Marino COO and Managing Director, John Marino, weighed in on the recent layoffs at the New York Daily News and reflected on the changing media landscape in a piece published this week by O’Dwyer’s.
Per the article:
Last Monday morning, New Yorkers were hit with the announcement that Tronc – the Chicago based company which last year bought the New York Daily News from longtime owner Mort Zuckerman – would be firing half of its editorial staff later that afternoon. For those of us in the public relations industry or really anyone who cares about the continued deprivation of committed individuals to provide hard-hitting, investigative journalism in a city like New York, this was a real blow.

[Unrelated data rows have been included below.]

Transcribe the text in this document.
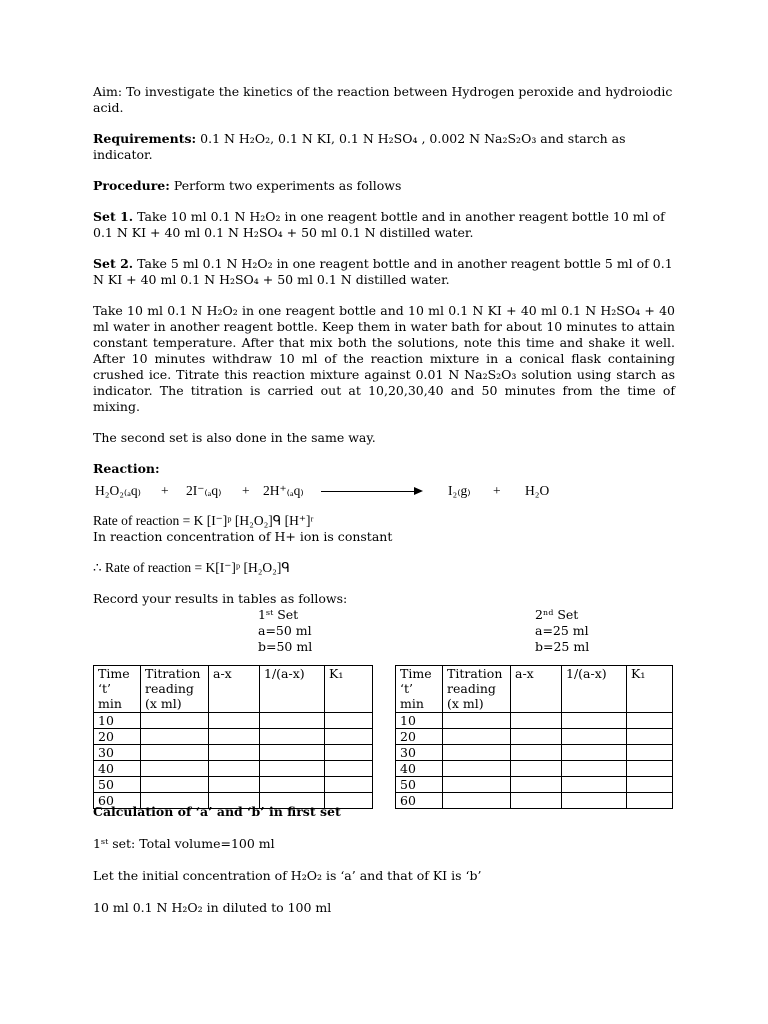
Aim: To investigate the kinetics of the reaction between Hydrogen peroxide and hydroiodic acid.

Requirements: 0.1 N H₂O₂, 0.1 N KI, 0.1 N H₂SO₄ , 0.002 N Na₂S₂O₃ and starch as indicator.

Procedure: Perform two experiments as follows

Set 1. Take 10 ml 0.1 N H₂O₂ in one reagent bottle and in another reagent bottle 10 ml of 0.1 N KI + 40 ml 0.1 N H₂SO₄ + 50 ml 0.1 N distilled water.

Set 2. Take 5 ml 0.1 N H₂O₂ in one reagent bottle and in another reagent bottle 5 ml of 0.1 N KI + 40 ml 0.1 N H₂SO₄ + 50 ml 0.1 N distilled water.

Take 10 ml 0.1 N H₂O₂ in one reagent bottle and 10 ml 0.1 N KI + 40 ml 0.1 N H₂SO₄ + 40 ml water in another reagent bottle. Keep them in water bath for about 10 minutes to attain constant temperature. After that mix both the solutions, note this time and shake it well. After 10 minutes withdraw 10 ml of the reaction mixture in a conical flask containing crushed ice. Titrate this reaction mixture against 0.01 N Na₂S₂O₃ solution using starch as indicator. The titration is carried out at 10,20,30,40 and 50 minutes from the time of mixing.

The second set is also done in the same way.

Reaction:

H₂O₂₍ₐq₎ + 2I⁻₍ₐq₎ + 2H⁺₍ₐq₎	I₂₍g₎ + H₂O

Rate of reaction = K [I⁻]ᵖ [H₂O₂]ᑫ [H⁺]ʳ

In reaction concentration of H+ ion is constant

∴ Rate of reaction = K[I⁻]ᵖ [H₂O₂]ᑫ

Record your results in tables as follows:

1ˢᵗ Set
a=50 ml
b=50 ml
2ⁿᵈ Set
a=25 ml
b=25 ml
Time ‘t’ min	Titration reading (x ml)	a-x	1/(a-x)	K₁
10				
20				
30				
40				
50				
60				
Time ‘t’ min	Titration reading (x ml)	a-x	1/(a-x)	K₁
10				
20				
30				
40				
50				
60				

Calculation of ‘a’ and ‘b’ in first set

1ˢᵗ set: Total volume=100 ml

Let the initial concentration of H₂O₂ is ‘a’ and that of KI is ‘b’

10 ml 0.1 N H₂O₂ in diluted to 100 ml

The company laid off veteran reporters and editors, not to mention almost its entire photography department and all of its social media team. In an email to the newsroom, Tronc management, calling this shift a “vital transformation by way of focusing less on local news and sports” (the company let go 25 sports reporters), wrote:
The decisions being announced today reflect the realities of our business and the need to adapt an ever-changing media landscape. They are not a reflection on the significant talent that is leaving.
Our agency – which is proud to celebrate our 25th anniversary this year – was founded at a time when New York still had a host of daily newspapers from which its residents could rely upon for news and commentary on the workings of a city that never sleeps. The Daily News was a steady source to be sure, but we also had the New York Post, New York Newsday, the Village Voice, the New York Observer, the New York Times and the Wall Street Journal (the latter two had dedicated metro desks and a full section devoted to local news until only a few years ago), as well as dozens of weekly publications littered throughout the city working borough by borough on local news that mattered to neighborhoods from Bensenhurst to the Bronx. Great writers like Pete Hamil and Jimmy Breslin made the News their homes and produced tremendous work year after year.
Obviously, for those of us who follow the news business closely, this week’s announcement was only the latest example of companies which own publications dramatically reducing its workforce. According to the Pew Research Center, more than one-third of the biggest newspapers in the country suffered layoffs between January of 2017 and April of this year. The Denver Post, the Seattle Times,and the Oregonian, to name a few, have seen massive cuts to its workforces over that time and others have struggled to merely stay afloat.
The reasons for such huge reductions are clearly evident. Since the widespread use of the internet took hold in the 1990’s, newspapers have allowed much of its content to live online and customers, who once had to pay to buy a physical copy of the papers, now have access to hundreds of digital news sites – many still at no cost. Competition is fierce, and even the best of the best have struggled to keep up with the changing nature of the news business. Venerable publications like the Washington Post, which used to offer completely free website content, instituted a stricter paywall last year, allowing readers 10 free articles per month. Other news sites have enforced even stricter policies regarding who can and cannot see its online content without a paid subscription.